Should CellCept Be Held During Influenza Infection?
CellCept (mycophenolate mofetil) should generally be continued during influenza infection, but dose reduction or temporary interruption should be strongly considered if the patient develops severe disease, persistent viral replication, or significant neutropenia, while balancing the risk of graft rejection.
Treatment Approach for Immunocompromised Patients with Influenza
Immediate Antiviral Therapy is Critical
- Initiate oseltamivir immediately for all immunocompromised patients with suspected or confirmed influenza, regardless of symptom duration 1, 2.
- Immunocompromised patients benefit from antiviral therapy even when started beyond 48 hours after symptom onset, with significant mortality reduction (OR 0.21) 1, 2.
- Treatment should be started empirically without waiting for laboratory confirmation during influenza season 1, 2.
CellCept Management During Influenza
The FDA label and clinical guidelines provide the following framework:
- The FDA label warns that patients on mycophenolate are at increased risk of serious infections, including viral infections, which may lead to hospitalization and death 3.
- Consider dose reduction or discontinuation when patients develop new infections or reactivate viral infections, weighing the risk that reduced immunosuppression represents to the functioning allograft 3.
Specific clinical scenarios requiring CellCept adjustment:
- Persistent viral replication: If the patient has evidence of persistent influenza viral replication after 7-10 days (demonstrated by persistently positive RT-PCR or viral culture) and remains ill during or after antiviral treatment, dose reduction should be strongly considered 1.
- Severe neutropenia: If neutropenia develops (ANC < 1.3 x 10³/μL), CellCept dosing should be interrupted or reduced 3.
- Progression to lower respiratory tract disease: Patients developing pneumonia or respiratory failure may benefit from temporary dose reduction to allow better immune response while maintaining antiviral therapy 1.
Monitoring Requirements
- Monitor complete blood counts, as neutropenia may be related to mycophenolate itself, concomitant medications, or viral infections 3.
- The development of neutropenia is most common 31-180 days post-transplant but can occur with acute viral infections 3.
- Patients should report immediately any evidence of infection, unexpected bruising, bleeding, or bone marrow depression 3.
Antiviral Treatment Considerations
Dosing and Duration
- Standard oseltamivir dosing is 75 mg twice daily for 5 days in adults 1, 2.
- Longer courses (e.g., 10 days) and treatment until resolution of symptoms should be considered in immunocompromised patients, though this remains controversial 1.
- Some centers use higher doses (150 mg twice daily) in immunocompromised patients with mixed results 1.
Expected Benefits
- 50% reduction in pneumonia risk 1, 2.
- Significant mortality benefit in high-risk patients 2.
- Reduced viral shedding and transmission risk 2.

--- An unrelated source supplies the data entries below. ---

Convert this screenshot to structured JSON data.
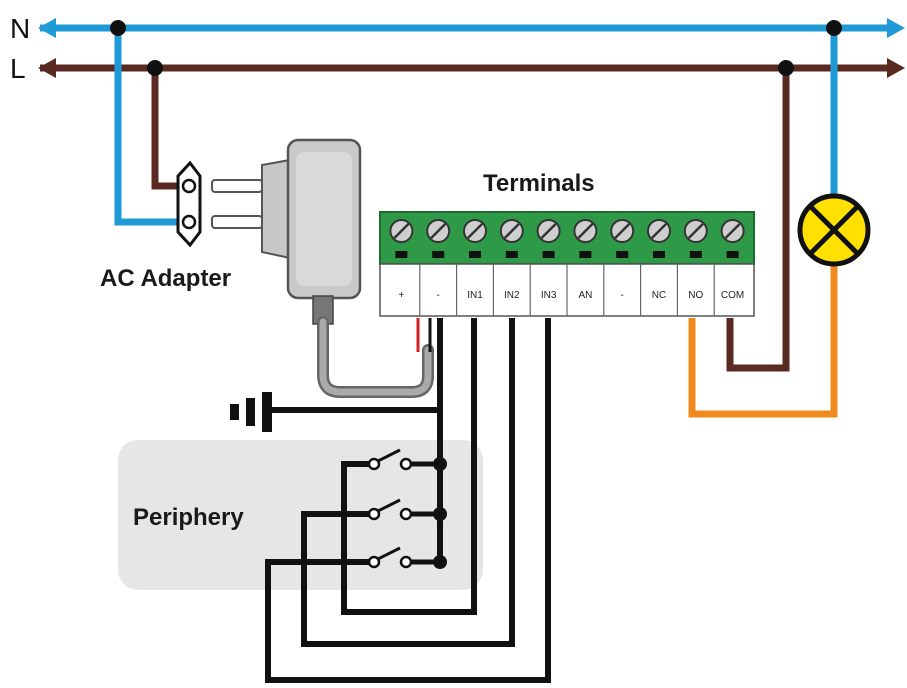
{
  "lines": {
    "neutral_label": "N",
    "live_label": "L"
  },
  "labels": {
    "terminals": "Terminals",
    "ac_adapter": "AC Adapter",
    "periphery": "Periphery"
  },
  "terminal_labels": [
    "+",
    "-",
    "IN1",
    "IN2",
    "IN3",
    "AN",
    "-",
    "NC",
    "NO",
    "COM"
  ],
  "colors": {
    "neutral": "#1f9ad6",
    "live": "#5a2a22",
    "orange": "#ef8a1e",
    "terminal_green": "#2e9a47",
    "lamp": "#ffe000",
    "periphery_bg": "#e6e6e6"
  },
  "icons": [
    "lamp-icon",
    "ground-icon",
    "plug-icon",
    "switch-icon"
  ]
}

Critical Pitfalls to Avoid
- Do not withhold antiviral therapy while waiting for laboratory confirmation in immunocompromised patients 1, 2.
- Do not automatically discontinue CellCept without considering graft rejection risk—this decision requires careful individualized assessment 3.
- Do not use corticosteroids as adjunctive therapy for influenza treatment unless clinically indicated for other reasons, as they are not beneficial and may prolong viral shedding 1, 4.
- Do not delay antiviral therapy beyond 48 hours when possible, though benefit persists even with later initiation 1, 2.
Vaccination Considerations for Future Prevention
- Immunocompromised patients on mycophenolate should receive inactivated influenza vaccine annually, though response may be blunted 1, 5, 6.
- High-dose or adjuvanted influenza vaccines may provide better immunogenicity in transplant recipients 1, 6.
- Live attenuated influenza vaccine (LAIV) is contraindicated in immunocompromised patients 1, 3.
- Vaccination of household contacts and healthcare workers is critical given suboptimal vaccine response in immunocompromised patients 5, 7.